So i'll pass the question onto our guys here and ask them. if they don't know then i don't think anyone will...
I do know a bit about batteries, definitely a hot car is the best way to kill them. i've also heard (anecdotal) evidence of situations like yours being fixed by a few hours in the freezer.
I've actually had a problem similar to what you describe, now that i think about it. Customers ran down the battery almost to its failure point, then plugged it in to charge. The battery took on a little bit of charge, decided they were too low to charge, and switched off. However, because the unit in question was still plugged into the mains, our controller was powered on and kept talking to the batteries, depleting them slowly, past their point of no return. Once they hit that 'no return' stage that's it. chemistry changes in the batteries, dendritey things grow inside and can't be gotten rid of, chance of a failure increases a lot. (and failure means failure, explosions and the like, they're truck-sized batteries capable of 3000Amp short circuit current and can fail spectacularly)

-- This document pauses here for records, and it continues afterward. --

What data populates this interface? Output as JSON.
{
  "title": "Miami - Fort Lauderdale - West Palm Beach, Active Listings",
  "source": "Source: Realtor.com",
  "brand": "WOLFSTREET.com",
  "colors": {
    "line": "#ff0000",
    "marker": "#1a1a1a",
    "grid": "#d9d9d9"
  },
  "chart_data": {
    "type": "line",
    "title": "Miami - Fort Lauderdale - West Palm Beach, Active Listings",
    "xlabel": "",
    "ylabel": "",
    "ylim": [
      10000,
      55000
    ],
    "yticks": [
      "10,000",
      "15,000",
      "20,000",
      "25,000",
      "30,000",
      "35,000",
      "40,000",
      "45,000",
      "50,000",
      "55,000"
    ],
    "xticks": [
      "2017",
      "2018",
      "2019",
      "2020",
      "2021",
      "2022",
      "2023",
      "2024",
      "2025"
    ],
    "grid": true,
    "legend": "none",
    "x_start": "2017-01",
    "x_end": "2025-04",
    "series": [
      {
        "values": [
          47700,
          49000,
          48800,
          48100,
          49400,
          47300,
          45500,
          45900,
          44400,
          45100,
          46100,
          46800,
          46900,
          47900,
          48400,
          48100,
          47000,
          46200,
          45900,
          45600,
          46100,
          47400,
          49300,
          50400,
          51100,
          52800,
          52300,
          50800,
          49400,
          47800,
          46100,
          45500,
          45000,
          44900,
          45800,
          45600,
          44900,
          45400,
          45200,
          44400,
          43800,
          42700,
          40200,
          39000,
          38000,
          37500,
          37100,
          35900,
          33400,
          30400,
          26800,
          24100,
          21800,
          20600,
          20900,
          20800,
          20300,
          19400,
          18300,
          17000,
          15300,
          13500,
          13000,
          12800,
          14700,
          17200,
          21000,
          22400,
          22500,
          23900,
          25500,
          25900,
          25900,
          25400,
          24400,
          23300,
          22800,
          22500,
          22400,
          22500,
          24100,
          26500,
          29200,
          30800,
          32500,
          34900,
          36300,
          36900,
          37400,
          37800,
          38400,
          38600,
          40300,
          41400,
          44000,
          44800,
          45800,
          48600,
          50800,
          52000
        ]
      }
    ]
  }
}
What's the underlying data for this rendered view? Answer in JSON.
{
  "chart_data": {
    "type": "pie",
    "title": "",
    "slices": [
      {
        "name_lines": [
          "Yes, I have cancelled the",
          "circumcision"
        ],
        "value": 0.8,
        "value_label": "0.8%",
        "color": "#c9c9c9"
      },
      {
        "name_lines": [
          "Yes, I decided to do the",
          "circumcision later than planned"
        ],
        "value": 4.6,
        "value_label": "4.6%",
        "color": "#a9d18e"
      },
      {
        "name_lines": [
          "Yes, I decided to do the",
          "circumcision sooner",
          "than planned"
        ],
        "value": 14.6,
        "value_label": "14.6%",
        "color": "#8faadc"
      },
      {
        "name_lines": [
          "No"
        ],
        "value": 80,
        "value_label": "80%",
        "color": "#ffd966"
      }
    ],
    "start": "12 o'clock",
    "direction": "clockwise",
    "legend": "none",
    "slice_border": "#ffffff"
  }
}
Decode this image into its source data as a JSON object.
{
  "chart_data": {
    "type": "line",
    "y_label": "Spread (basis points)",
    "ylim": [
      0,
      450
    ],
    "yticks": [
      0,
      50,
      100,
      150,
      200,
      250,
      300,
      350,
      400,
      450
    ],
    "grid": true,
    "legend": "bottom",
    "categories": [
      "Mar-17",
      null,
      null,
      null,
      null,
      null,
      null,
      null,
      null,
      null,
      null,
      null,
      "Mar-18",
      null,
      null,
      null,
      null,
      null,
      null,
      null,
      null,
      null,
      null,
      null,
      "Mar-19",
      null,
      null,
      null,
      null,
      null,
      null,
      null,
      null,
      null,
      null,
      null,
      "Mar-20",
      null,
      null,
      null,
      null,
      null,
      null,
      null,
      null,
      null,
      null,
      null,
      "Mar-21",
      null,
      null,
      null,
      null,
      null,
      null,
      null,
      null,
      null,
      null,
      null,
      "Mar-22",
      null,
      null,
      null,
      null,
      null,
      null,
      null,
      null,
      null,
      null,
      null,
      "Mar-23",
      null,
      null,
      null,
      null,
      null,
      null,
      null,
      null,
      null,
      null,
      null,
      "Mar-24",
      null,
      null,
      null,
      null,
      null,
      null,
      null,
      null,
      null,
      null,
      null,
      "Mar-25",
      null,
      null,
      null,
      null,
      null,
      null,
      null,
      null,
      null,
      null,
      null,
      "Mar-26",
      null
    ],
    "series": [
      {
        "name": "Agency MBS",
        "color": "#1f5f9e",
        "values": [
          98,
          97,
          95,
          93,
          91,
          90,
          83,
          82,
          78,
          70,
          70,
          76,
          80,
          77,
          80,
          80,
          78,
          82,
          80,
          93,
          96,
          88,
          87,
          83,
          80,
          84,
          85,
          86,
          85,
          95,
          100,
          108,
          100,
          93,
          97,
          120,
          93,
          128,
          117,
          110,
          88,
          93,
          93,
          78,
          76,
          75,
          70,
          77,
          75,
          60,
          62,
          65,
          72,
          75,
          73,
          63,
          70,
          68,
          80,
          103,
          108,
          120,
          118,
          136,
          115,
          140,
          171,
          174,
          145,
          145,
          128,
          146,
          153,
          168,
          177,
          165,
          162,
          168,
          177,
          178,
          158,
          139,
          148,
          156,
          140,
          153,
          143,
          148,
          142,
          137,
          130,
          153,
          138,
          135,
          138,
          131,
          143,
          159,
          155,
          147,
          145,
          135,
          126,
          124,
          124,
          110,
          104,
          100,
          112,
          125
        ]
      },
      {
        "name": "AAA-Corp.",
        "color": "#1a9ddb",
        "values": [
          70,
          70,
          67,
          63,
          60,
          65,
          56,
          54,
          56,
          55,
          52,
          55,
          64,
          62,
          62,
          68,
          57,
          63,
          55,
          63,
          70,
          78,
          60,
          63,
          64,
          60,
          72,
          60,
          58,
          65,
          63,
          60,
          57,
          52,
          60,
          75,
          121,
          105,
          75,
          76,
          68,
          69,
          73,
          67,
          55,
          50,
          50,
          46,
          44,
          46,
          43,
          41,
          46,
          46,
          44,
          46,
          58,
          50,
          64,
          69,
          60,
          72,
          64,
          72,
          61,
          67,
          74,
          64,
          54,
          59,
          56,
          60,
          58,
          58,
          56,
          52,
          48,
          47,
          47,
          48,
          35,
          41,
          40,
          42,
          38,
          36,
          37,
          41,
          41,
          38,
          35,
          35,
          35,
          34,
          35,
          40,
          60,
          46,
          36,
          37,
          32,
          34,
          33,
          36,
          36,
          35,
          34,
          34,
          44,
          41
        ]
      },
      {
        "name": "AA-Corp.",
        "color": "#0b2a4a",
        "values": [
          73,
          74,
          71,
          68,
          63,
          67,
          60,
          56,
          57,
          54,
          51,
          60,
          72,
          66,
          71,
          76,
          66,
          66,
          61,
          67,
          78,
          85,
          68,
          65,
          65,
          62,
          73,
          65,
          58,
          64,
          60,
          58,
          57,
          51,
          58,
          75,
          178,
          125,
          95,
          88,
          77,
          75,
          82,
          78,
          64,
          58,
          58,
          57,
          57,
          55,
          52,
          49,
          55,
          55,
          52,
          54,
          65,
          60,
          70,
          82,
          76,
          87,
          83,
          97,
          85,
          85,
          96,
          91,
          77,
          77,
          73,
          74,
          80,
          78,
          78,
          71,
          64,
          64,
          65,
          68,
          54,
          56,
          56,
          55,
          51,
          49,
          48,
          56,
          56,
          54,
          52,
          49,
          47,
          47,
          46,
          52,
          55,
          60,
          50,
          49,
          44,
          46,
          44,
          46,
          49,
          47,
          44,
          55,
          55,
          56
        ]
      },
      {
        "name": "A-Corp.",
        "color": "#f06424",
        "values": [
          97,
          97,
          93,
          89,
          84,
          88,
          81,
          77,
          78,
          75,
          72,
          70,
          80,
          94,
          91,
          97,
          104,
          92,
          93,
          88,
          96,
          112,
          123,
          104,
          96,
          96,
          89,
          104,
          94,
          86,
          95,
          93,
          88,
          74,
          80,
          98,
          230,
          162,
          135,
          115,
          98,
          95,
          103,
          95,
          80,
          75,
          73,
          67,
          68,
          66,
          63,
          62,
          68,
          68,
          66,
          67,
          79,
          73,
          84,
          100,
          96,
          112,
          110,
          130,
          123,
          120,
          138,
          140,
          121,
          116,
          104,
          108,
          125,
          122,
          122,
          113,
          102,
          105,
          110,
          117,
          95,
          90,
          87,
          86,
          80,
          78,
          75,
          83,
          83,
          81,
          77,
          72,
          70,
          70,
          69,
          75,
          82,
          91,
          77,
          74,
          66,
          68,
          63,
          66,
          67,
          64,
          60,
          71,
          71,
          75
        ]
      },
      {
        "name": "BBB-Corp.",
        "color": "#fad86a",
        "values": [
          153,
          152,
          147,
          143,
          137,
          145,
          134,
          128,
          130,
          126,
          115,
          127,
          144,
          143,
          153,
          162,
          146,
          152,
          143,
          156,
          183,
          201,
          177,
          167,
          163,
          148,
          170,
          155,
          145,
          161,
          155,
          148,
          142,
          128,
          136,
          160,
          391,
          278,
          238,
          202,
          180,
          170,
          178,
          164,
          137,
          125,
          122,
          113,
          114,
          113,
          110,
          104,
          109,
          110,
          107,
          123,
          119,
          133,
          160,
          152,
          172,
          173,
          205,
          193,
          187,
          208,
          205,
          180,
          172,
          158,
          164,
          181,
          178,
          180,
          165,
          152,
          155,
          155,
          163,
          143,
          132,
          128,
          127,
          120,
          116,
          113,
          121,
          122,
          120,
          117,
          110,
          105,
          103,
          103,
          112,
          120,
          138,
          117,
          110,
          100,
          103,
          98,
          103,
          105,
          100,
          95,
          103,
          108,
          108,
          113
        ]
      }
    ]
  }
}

end of that story was that we had to redesign our controller, and the customer had to get another few $k worth of batteries (i'm still not sure who paid for it though).
Thankfully, camera batteries won't fail so badly, but it does sound like you've done some permanent damage to it internally. What the inside of the battery looks like i don't know, but more than likely there's some circuitry in there that's powered on all the time, leaving a nearly empty battery alone for a while is a sure-fire way to kill it completely (whether you did or not for this one?). was it in the camera being nearly discharged for a while before you tried to charge it? even in a damp or humid environment, leakage current does happen through the air (ok, very very very slowly) and will (very very eventually) kill it.
For our design (and maybe for the canon charger too), trying to charge it will inject a little bit of charge every time you attach it, then the charger will ask the battery how it's doing, and that's when the battery says "i'm not good enough to charge". unplugging it for 30s and trying again, you will eventually be able to charge it (which is how we fixed our problem above with a small hack of a timed relay), which may be what you (inadvertantly) did.
also, definitely keeping them fully charged in longer-term storage is a good idea, as is being cool and dry.